Saturday, February 11, 2012

Doritos: The chip that crunches (ad agencies)

A USA Today article earlier this week announced the winners of the Ad Meter, that publication’s reader’s poll judging their favorite Super Bowl ads.  The baby in the sling ad, created by “amateur” Kevin Willson (http://www.compassfilms.com/) was judged the best among all the $3.5 million for 70 or so 30-second ditties on the Super Bowl XLVI broadcast.   Another amateur-produced Doritos spot featuring a felonious Great Dane with a penchant for cats and bribery won USA Today’s Super Sunday panel award.  The winners were rewarded with $1million and tons of publicity.  

This contest has termite-ed another leg of the stool of traditional ad agency relevancy.  

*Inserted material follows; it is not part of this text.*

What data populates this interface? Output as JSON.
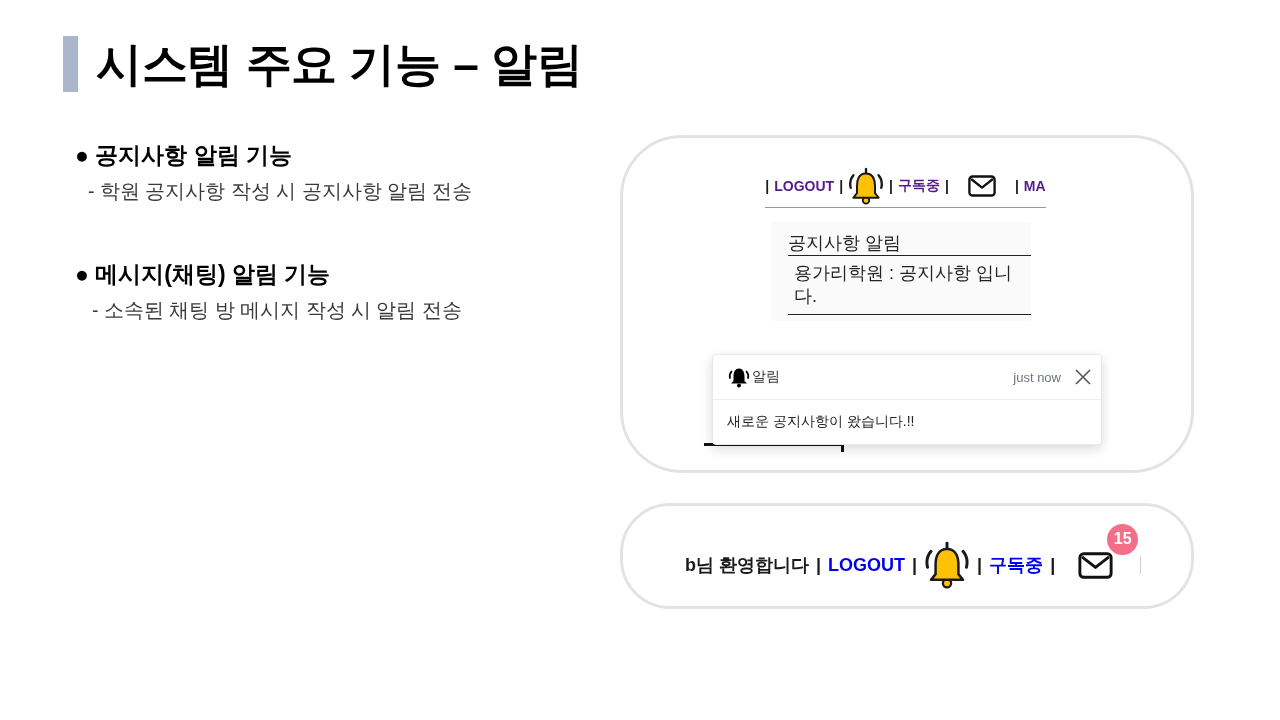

When I began in the agency business, the transition of “owning the strategy” was already shifting from agencies to client marketing group.  In years past the account director on Exxon or Shell was those brands’ keeper, since those companies shuffled ad directors every 3 years as part of the management training program.  Today most client companies mimic CPG companies by installing marketing professionals in marketing positions.

In the mid-1990’s, agencies began losing the 15% media commission cash cow to media buying services offering strategic planning and tough negotiations at significantly lower commission.  The effect was to reduce agency margins faster than M&M’s at a craft services table because clients viewed buying services as prescient alternative to media mavens who six months earlier likely were negotiating multiple choice college finals instead of multi-million dollar buys. 

The next leg of the stool was chopped during the 2000’s new media wave, which saw the rise of digital agencies.   My sense is that traditional agencies have only recently awakened to the fact that consumers are media agnostic.  It’s the same bias that bifurcated the PR and advertising functions in earlier eras.   Today digital agencies like New Haven based Caffeine are being appointed AOR for gorilla brands like Timex, which begs the question about how long the traditional agency will… (yes, you see it coming…) keep on ticking. 

The Doritos Super Bowl contest cracks the last leg of the stool of traditional agency relevance—the creative product.  While freelancers and independent producers have played greater roles since the agency downturn in the early 2000’s, Super Bowl ads have heretofore remained sacrosanct.   (Perhaps with the exception of whomever did the dog-crap Sketcher’s ad, the tired Go-Daddy spots, or the ironically boring-as-ever Camry work.)   On the other hand, Chrysler’s  Clint Eastwood spot was ballsy and moving at the same time—in the spirit of the 1984 Apple spot that shifted the Super Bowl broadcast from a football game with commercials to a media extravaganza.

In order to preserve relevance, agencies should consider their own value propositions with the same rigor the good ones put their clients through.  

  • What do clients really want?  (More sales with greater margins) 
  • How can the product deliver on that? (The business proposition, not the brand position).  
  • How is the story differentiated in a compelling way (Advertising, PR, online, promotions, etc)

Without sounding like a Don Draper contemporary in today’s world, that’s the thought process from way back when that empowered agencies to own the strategy, and own the brand relationship.  Without that, in 10 years from now many agencies will have gone the way of the three martini lunch.   I’ll miss them both.